Friday, October 1, 2010

Give Me the Straight Dope

I am wending my way through the labyrinth of Oregon's Medical Marijuana Program.  Wow, was someone high when they put this together?

As you may have gathered, I don't feel very good a lot of the time.  Cancer cells have this way of robbing energy from your body to fuel their own selfish little orgies-- where they produce even more cancer cells.  In Sherwin B. Nuland's remarkable book, How We Die, he characterizes cancer cells as rebellious juvenile delinquents:  They never take on the adult responsibilities that mature cells perform in whatever community they are born into (the breast, the liver, what have you).  Instead they stay forever young and are only interested in partying and reproducing.  (My friend said, "Oh, they're Oklahoma teen-agers!" She's an Okie, okay? So, don't hate, appreciate...)

But as I was saying:  Cancer cells don't play nice.  And when they decide to party at your place they go after the good stuff: They want your protein, ie, lean muscle mass-- they are not interested in your cheap and...uh... possibly abundant flab.  So that "energy" (aka the entire back catalog of previously consumed M&M's) that your super-smart body has been "storing up" (in the form of body fat) for just such a rainy day?  Cancer is NOT interested.  So cancer patients can starve and still shop at the fat lady shop.  The disease that keeps on giving....

What does this have to do with my God-given and State-sanctioned right to spark a doobie?
Cachexia (from Greek kakos and hexia: bad condition) or wasting syndrome:   Loss of weight, muscle atrophy, fatigue, weakness and significant loss of appetite... The formal definition of cachexia is the loss of body mass that cannot be reversed nutritionally: even if the affected patient eats more calories, lean body mass will be lost, indicating there is a fundamental pathology in place.   
It is a positive risk factor for death—meaning that if the patient has cachexia, the chance of death from the underlying condition is increased dramatically.
Here's the rub:
Currently, there are no widely accepted drugs to treat cachexia and there are no FDA-approved drugs to treat cancer cachexia.
What does seem to help?  Uh-huh.  Marijuana.  It may not be curative, but, as jazz musicians through out history can attest, shit sure is palliative.  And in the advanced cancer game, that's what we've got to work with: treatable, not curable.

Granted, that is a bit of a conundrum.  Maybe that's what inspired Oregon's current Medical Marijuana laws, which grant me the legal right to possess dope, but not to acquire it.   I have to tell the state who and where my grower is (as they are subject to a criminal background check), but the state will in no way help me find a single seed to grow the stuff myself....  Under these laws who else except a criminal could possibly supply me with my medicine?

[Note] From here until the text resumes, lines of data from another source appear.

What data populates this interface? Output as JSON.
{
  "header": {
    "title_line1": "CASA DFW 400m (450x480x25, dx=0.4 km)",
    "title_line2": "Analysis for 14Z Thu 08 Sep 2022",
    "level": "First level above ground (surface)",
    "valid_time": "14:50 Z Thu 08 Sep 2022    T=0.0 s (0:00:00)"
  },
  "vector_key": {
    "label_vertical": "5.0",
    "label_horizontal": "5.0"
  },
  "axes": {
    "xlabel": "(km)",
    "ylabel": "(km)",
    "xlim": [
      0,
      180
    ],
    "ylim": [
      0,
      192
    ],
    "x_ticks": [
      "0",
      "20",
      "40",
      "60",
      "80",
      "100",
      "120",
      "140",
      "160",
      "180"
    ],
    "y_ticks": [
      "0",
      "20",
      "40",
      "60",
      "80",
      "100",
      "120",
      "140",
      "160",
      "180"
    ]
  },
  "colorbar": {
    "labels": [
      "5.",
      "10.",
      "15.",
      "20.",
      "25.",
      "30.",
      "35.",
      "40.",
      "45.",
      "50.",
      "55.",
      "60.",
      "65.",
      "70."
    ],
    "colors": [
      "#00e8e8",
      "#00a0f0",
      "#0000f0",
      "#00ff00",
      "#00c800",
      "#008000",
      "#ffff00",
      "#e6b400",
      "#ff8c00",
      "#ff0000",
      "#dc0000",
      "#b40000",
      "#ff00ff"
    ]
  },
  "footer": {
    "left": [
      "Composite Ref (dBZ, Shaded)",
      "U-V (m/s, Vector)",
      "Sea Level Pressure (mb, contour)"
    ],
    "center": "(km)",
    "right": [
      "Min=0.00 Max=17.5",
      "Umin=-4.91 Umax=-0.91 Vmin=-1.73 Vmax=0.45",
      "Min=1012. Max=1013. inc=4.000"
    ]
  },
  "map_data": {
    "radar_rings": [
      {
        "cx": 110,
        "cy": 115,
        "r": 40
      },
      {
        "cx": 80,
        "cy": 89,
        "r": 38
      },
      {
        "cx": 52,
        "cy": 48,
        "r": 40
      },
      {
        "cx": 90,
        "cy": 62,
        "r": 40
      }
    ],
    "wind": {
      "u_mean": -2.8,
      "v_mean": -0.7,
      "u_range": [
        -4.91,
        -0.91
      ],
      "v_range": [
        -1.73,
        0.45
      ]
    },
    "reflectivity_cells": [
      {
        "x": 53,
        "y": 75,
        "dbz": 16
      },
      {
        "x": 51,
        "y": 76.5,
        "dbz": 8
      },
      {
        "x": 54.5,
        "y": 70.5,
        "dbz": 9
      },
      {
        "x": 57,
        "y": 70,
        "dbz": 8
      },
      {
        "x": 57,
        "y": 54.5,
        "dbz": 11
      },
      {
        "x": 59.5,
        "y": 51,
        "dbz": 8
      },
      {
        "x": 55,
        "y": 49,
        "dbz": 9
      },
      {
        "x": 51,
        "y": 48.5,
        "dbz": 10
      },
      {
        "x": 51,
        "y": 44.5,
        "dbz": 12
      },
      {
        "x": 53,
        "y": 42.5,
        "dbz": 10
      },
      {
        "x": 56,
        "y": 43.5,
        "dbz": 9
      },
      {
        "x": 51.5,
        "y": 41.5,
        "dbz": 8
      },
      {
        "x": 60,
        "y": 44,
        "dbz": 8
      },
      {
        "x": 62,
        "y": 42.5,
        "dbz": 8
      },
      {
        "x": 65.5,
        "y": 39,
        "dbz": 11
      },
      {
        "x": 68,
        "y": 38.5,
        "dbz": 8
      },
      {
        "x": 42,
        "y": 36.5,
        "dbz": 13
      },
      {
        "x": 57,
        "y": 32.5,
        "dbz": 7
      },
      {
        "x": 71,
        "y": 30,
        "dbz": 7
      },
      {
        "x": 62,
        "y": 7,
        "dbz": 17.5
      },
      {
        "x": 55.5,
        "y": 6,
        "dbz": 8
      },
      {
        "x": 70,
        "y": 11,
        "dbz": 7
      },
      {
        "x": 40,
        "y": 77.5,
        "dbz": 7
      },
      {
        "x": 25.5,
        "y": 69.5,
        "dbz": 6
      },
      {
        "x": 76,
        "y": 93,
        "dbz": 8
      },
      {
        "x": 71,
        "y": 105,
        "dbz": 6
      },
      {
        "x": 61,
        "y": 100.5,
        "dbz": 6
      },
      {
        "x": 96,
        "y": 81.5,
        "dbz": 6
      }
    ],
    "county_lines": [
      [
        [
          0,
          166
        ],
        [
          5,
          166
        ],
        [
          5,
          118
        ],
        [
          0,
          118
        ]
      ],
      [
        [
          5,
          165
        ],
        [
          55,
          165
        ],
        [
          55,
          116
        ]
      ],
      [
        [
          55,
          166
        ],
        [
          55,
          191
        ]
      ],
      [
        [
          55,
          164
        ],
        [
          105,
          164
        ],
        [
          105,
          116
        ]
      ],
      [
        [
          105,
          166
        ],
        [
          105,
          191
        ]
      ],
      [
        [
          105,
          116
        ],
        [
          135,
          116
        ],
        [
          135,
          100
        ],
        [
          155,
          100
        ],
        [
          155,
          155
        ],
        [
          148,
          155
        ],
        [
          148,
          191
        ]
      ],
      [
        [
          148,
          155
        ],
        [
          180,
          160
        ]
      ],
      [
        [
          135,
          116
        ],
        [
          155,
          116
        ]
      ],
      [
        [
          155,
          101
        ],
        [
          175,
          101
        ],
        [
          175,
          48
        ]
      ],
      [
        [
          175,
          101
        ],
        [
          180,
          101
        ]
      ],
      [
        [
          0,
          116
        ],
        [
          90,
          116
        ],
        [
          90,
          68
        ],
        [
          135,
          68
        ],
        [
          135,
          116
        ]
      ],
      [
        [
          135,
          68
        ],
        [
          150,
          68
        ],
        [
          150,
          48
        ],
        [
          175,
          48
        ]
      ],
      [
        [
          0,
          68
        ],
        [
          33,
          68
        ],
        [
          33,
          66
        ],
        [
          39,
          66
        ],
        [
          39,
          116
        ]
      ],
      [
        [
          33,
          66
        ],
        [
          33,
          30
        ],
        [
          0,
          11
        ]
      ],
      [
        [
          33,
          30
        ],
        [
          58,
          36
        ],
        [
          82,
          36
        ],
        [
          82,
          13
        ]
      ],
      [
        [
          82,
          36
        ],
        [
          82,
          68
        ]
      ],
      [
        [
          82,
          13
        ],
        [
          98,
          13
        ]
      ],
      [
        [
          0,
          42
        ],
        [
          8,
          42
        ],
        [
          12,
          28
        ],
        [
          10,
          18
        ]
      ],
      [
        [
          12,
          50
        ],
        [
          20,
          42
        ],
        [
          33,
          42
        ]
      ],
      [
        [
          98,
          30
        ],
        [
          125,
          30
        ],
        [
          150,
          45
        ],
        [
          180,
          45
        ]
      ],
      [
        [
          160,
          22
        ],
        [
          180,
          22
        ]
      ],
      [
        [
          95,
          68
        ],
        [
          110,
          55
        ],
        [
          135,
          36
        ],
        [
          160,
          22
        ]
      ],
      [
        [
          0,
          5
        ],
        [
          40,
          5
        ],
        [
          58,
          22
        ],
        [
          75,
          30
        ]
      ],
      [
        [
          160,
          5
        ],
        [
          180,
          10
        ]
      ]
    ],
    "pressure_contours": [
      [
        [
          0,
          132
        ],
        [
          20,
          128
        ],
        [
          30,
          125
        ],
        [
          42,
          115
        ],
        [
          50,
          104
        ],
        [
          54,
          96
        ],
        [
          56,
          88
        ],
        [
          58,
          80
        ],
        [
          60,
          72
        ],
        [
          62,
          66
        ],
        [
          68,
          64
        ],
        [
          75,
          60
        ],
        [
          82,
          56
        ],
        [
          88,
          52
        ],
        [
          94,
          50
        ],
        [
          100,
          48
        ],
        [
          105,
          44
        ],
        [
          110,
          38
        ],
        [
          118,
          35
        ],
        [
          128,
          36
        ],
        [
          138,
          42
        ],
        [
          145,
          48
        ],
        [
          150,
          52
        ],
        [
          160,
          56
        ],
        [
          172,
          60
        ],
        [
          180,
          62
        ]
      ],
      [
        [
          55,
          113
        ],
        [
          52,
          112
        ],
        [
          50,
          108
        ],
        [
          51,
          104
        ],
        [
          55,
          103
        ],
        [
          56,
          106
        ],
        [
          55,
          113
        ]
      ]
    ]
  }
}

Put on your crazy hats, everybody, cause I'm gonna try to find out:  The very nice lady on the other end of the phone is trying to help me, I can tell.  It's just that I haven't had to interpret this kind of  "oded-cay anguage-lay" since I was about seventeen.  The pass word seems to be "networking."  Once I "ill-fay  out my orm-fay"and send it (along with a check or money order for $100), the state will issue me a number and mail me a card.  Then the nice lady can help me find places to "network" with "donors."  Jesus, this sounds like some kind of nightmare mash-up of speed-dating and sperm banking.  I hate networking!

Truly, if I didn't have some prior knowledge of the underground recreational drug-use community (Research, people!  I was an actor doing research!) I might be flummoxed by all this wackness.  All I can say is I better score some killer chronic, man-- for real.